La evolución de un proyecto que en principio se dedicaba al riego
En sus primeros años, la mayor parte del agua que transportaba el sistema se destinaba al riego. Sin embargo, con el tiempo, el consumo urbano comenzó a ganar cada vez más importancia, lo que reflejó los cambios en la estructura social, demográfica y económica de Israel.
A pesar de esta modificación en el uso del agua, la red hídrica siguió siendo crucial para apoyar la agricultura en regiones con climas desfavorables. Su éxito estuvo estrechamente vinculado a la adopción de tecnologías eficientes, como el riego por goteo, diseñado para reducir al mínimo las pérdidas de agua por evaporación e infiltración.
La expansión de las plantas desalinizadoras
Desde los años 2000, el sistema sufrió un cambio importante con la expansión de las plantas de desalinización a lo largo de la costa mediterránea.
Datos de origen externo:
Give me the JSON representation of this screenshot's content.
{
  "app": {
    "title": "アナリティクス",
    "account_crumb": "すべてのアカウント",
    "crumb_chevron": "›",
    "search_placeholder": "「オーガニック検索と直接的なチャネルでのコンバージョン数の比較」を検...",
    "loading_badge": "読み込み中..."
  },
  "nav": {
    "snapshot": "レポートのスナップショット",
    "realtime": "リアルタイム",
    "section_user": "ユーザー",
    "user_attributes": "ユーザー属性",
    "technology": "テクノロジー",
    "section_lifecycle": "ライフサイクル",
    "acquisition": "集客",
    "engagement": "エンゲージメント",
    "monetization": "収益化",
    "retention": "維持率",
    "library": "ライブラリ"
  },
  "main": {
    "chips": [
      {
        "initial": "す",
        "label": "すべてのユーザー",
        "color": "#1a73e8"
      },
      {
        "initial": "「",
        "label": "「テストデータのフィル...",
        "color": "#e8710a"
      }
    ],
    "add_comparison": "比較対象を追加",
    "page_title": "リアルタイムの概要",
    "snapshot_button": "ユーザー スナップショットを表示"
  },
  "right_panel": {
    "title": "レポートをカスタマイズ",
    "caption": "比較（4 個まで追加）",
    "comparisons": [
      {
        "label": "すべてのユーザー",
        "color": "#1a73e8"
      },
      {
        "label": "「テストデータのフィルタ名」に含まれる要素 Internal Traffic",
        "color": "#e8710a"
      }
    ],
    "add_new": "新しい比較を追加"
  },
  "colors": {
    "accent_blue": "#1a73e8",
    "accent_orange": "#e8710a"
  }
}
A través de tecnología de ósmosis inversa, estas plantas empezaron a producir agua potable a gran escala.
Con la inauguración de cinco grandes instalaciones, el agua desalinizada del mar Mediterráneo comenzó a satisfacer una parte creciente de la demanda urbana. En algunos años, más del 60% del agua consumida en Israel provenía de este proceso.
El tratamiento del agua no es inmediato: pasa por varias etapas, como filtrado, eliminación de sales, control de presión y, finalmente, remineralización para cumplir con los estándares de potabilidad antes de ser almacenada en embalses y distribuida a través de las redes existentes.
Recientemente, el sistema ha comenzado a funcionar de manera inversa a su propósito original. En 2025, Israel comenzó a bombear agua desalinizada hacia el Mar de Galilea para restaurar su nivel tras largos períodos de sequía. Este cambio demuestra que la desalinización ya no es solo un recurso adicional, sino una parte fundamental del equilibrio hídrico del país.